W przemówieniu Clinton oficjalnie nominuje Obamę na kandydata partii w wyborach 6 listopada i przedstawi argumenty za jego reelekcją. Podkreśli ekonomiczne osiągnięcia prezydenta, np. fakt, że nie dopuścił do głębszego kryzysu w 2009 roku i uratował amerykański przemysł samochodowy przed bankructwem.
Prominentna rola przyznana Clintonowi ma podkreślić spójność Partii Demokratycznej, która jednoznacznie popiera kandydaturę Obamy.
Były prezydent kilkakrotnie krytykował Obamę, m.in. wzywając go, aby poparł tymczasowe przedłużenie cięć podatkowych dla wszystkich Amerykanów. Obama opowiada się za wygaśnięciem ulg w podatkach dochodowych od najzamożniejszych obywateli.
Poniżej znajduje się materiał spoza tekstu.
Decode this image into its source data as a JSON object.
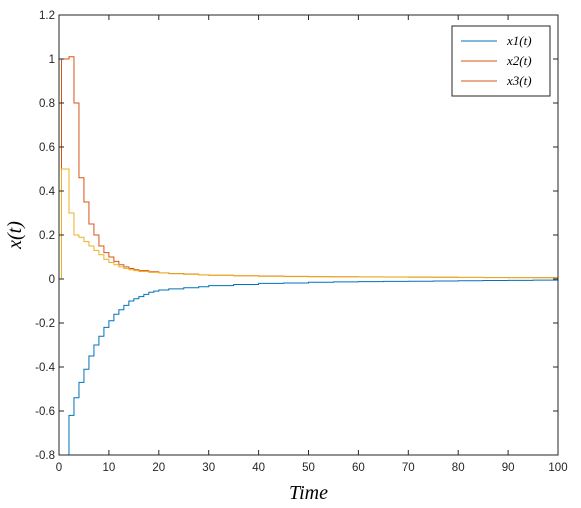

Krytyka ze strony Clintona dała powody do komentarzy, że skrycie pragnie on nawet porażki Obamy w wyborach. W kampanii w 2008 r. Clinton popierał w prawyborach demokratycznych kandydaturę swej małżonki Hillary Clinton.
Bill Clinton, wciąż niezmiernie popularny wśród Demokratów i niezależnych wyborców, zadeklarował jednak w tym roku zdecydowane poparcie dla Obamy.
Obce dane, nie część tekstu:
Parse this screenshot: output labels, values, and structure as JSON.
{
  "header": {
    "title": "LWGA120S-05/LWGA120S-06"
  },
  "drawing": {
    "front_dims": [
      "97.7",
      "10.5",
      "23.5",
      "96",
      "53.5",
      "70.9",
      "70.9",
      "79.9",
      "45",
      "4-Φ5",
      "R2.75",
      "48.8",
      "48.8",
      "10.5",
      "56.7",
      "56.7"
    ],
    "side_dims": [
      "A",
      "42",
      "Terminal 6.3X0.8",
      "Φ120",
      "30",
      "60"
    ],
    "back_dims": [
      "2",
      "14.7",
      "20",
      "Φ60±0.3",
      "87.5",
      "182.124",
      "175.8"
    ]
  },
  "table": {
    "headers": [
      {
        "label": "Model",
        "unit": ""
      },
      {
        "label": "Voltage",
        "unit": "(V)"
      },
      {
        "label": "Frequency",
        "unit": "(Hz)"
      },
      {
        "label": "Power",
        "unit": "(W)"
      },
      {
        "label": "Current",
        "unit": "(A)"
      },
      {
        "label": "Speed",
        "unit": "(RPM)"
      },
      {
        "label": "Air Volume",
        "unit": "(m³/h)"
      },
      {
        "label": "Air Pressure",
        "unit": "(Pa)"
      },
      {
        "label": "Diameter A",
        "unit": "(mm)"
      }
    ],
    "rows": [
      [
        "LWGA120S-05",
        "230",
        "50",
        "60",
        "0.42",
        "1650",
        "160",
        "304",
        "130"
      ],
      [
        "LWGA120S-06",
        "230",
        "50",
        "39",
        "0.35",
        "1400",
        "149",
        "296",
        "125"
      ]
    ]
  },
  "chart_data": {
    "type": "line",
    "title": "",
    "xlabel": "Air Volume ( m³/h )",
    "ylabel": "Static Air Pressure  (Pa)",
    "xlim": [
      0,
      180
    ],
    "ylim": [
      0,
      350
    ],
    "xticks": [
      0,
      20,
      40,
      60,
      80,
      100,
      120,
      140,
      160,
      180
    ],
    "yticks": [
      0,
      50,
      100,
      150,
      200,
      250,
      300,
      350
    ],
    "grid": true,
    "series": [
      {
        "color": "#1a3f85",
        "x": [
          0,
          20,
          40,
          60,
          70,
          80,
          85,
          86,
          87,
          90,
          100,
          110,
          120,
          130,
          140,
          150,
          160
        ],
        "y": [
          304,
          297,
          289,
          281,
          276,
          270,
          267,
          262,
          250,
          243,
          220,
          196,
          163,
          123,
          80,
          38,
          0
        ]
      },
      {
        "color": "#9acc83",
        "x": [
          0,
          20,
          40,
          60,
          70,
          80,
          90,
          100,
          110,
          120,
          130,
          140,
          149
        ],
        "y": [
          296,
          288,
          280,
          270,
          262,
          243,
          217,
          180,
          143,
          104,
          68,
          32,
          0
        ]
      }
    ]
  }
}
Jego wystąpienie na konwencji w Charlotte i demonstracja jedności Demokratów stoją w jaskrawym kontraście do sytuacji w partii Republikanów (GOP).
Republikanie poparli Mitta Romneya, ale po długich prawyborach, w których szukano alternatywy dla jego kandydatury.
W dodatku były republikański prezydent George W. Bush jest uważany w stronnictwie za "toksycznego" polityka i chociaż poparł on Romneya, elity GOP tego nie eksponują.
Bush nie będzie nawet obecny na przedwyborczej konwencji Republikanów, która odbędzie się w Tampie na Florydzie w dniach 27-31 sierpnia.